Spelt crust nectarine tart

Serves 6 – 8

Preparation time: Thirty five minutes
Cooking time: 50 minutes


3 solid, but ripe nectarines, halved, flagstones removed
2 tbsp?lemon juice
pulled cream, greek yoghurt or maybe ice-cream, to serve

For the pastry

90 g?soft dates, uneven skin
175 g?very smooth unsalted butter
pinch of marine
2 egg yolks
200 g?white spelt flour

For this chia jam

2 ripe nectarines, halved, stones eradicated
1 tbsp?honey
??lemon, juiced
? tsp?orange blossom water
Couple of tbsp?black chia seeds


Preheat the oven to 180oC. Gently grease a 20 centimeters springform tin and line the underside with baking paper.

To increase the risk for pastry, place the dates, butter as well as salt in a food processor together with process until a awkward paste forms and the days are only dots in the butter.

Transfer into a bowl, add the egg yolks plus beat with a wooden pour until combined. Add the flour plus stir until well joined together and the dough comes together.

Using some sort of spatula and a spoon, spread any dough in an even part over the base and?A pair of cm up the sides within the lined tin. Bake to get 45-55 minutes or until senior and quite crisp.

Meanwhile, to make the chia jam, coarsely chop the nectarines as well as put in a saucepan with any kind of juices, then add the honies and lemon juice.

Cover with a top and cook over a method heat for 10 minutes as well as until soft and squishy. Using a stick blender or possibly a food processor, process the nectarines until finally a smooth puree forms.

Transfer into a bowl, then stir your orange blossom water and also the chia seeds and set aside.
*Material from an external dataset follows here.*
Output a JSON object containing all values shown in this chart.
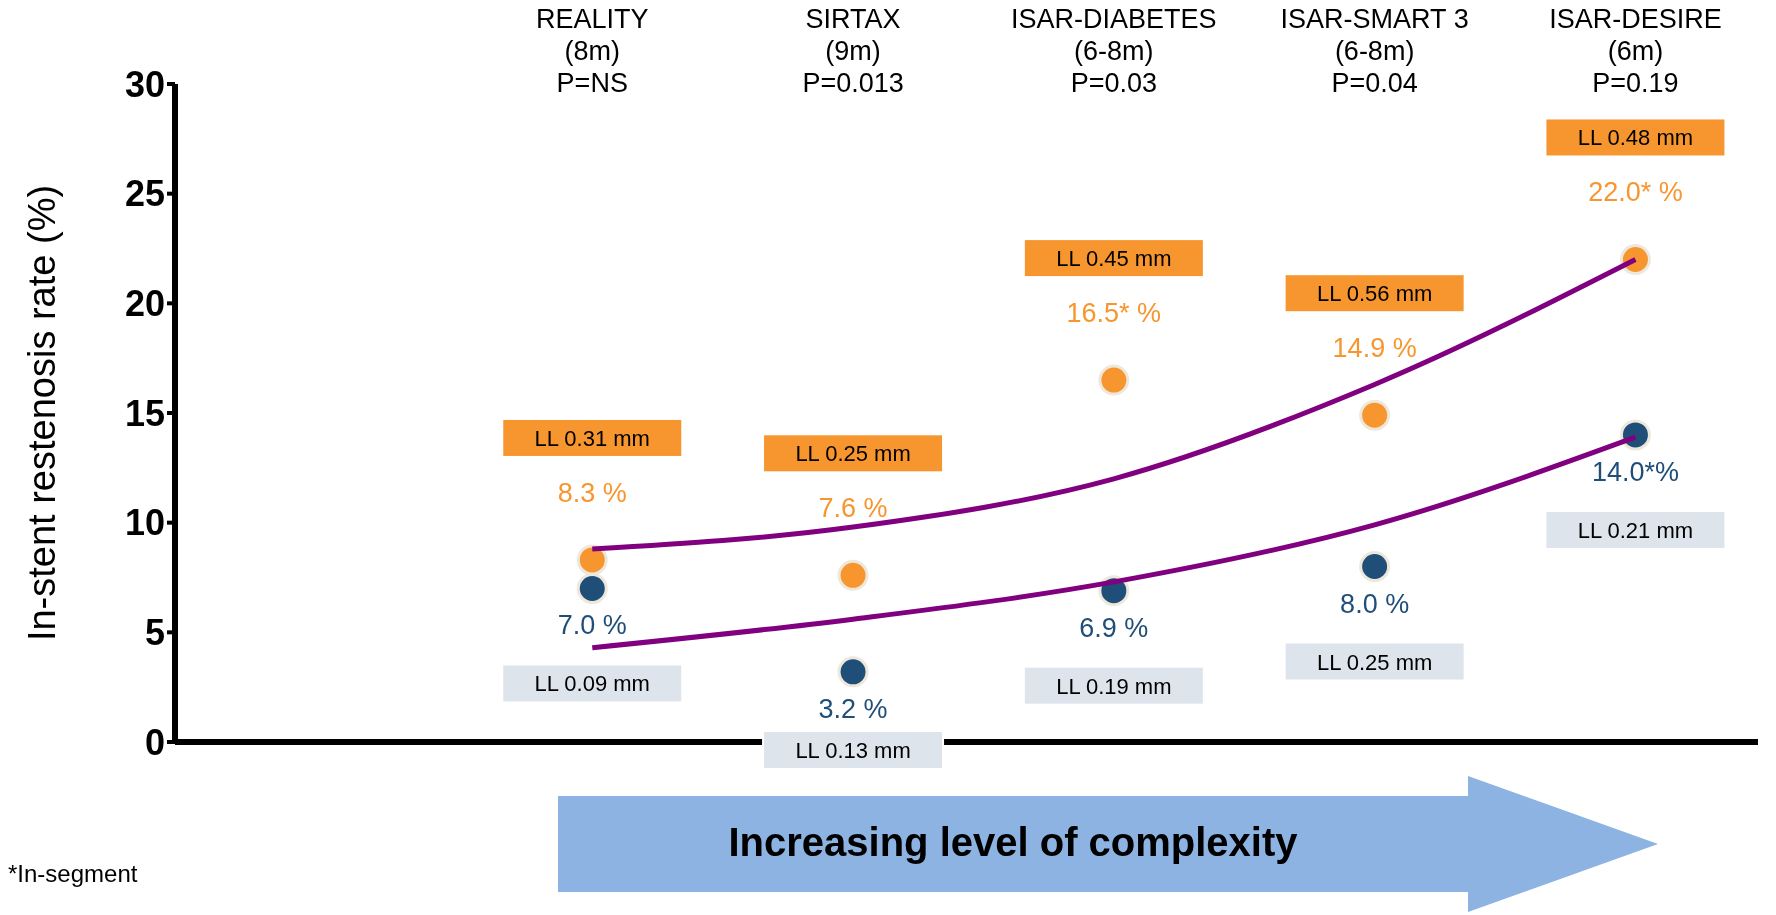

The chia seeds will plump upward during standing.

Using a mandolin, reduce the nectarines into 2 mm-thick items and place in a bowl with the lemon juice as you go so they usually do not discolour.

When the pastry case can be cooked, remove from the oven and stand to cool for some minutes, then spread the bottom with the chia jam.

To decorate with all the nectarine slices, lay the cuts side by side, not overlapping, all over the tart’s outer edges when using the round, skin side from the fruit touching the sour rim. Repeat with another circle closer to the hub, just overlapping with the to begin with. Repeat again until you have close to the centre of the sour and the nectarine slices are getting more tightly and tighter together. Now, stand the slices in excess to create a rose like middle.

Serve with a dollop of whipped cream, Greek yoghurt or simply a scoop of vanilla ice-cream.


??Spelt flour may be replaced with plain flour. However you are going to lose out on the nutty style.

??If your nectarines aren’t that juicy when you are making the quickly pull, add a tablespoon or a pair of water to help them on their way.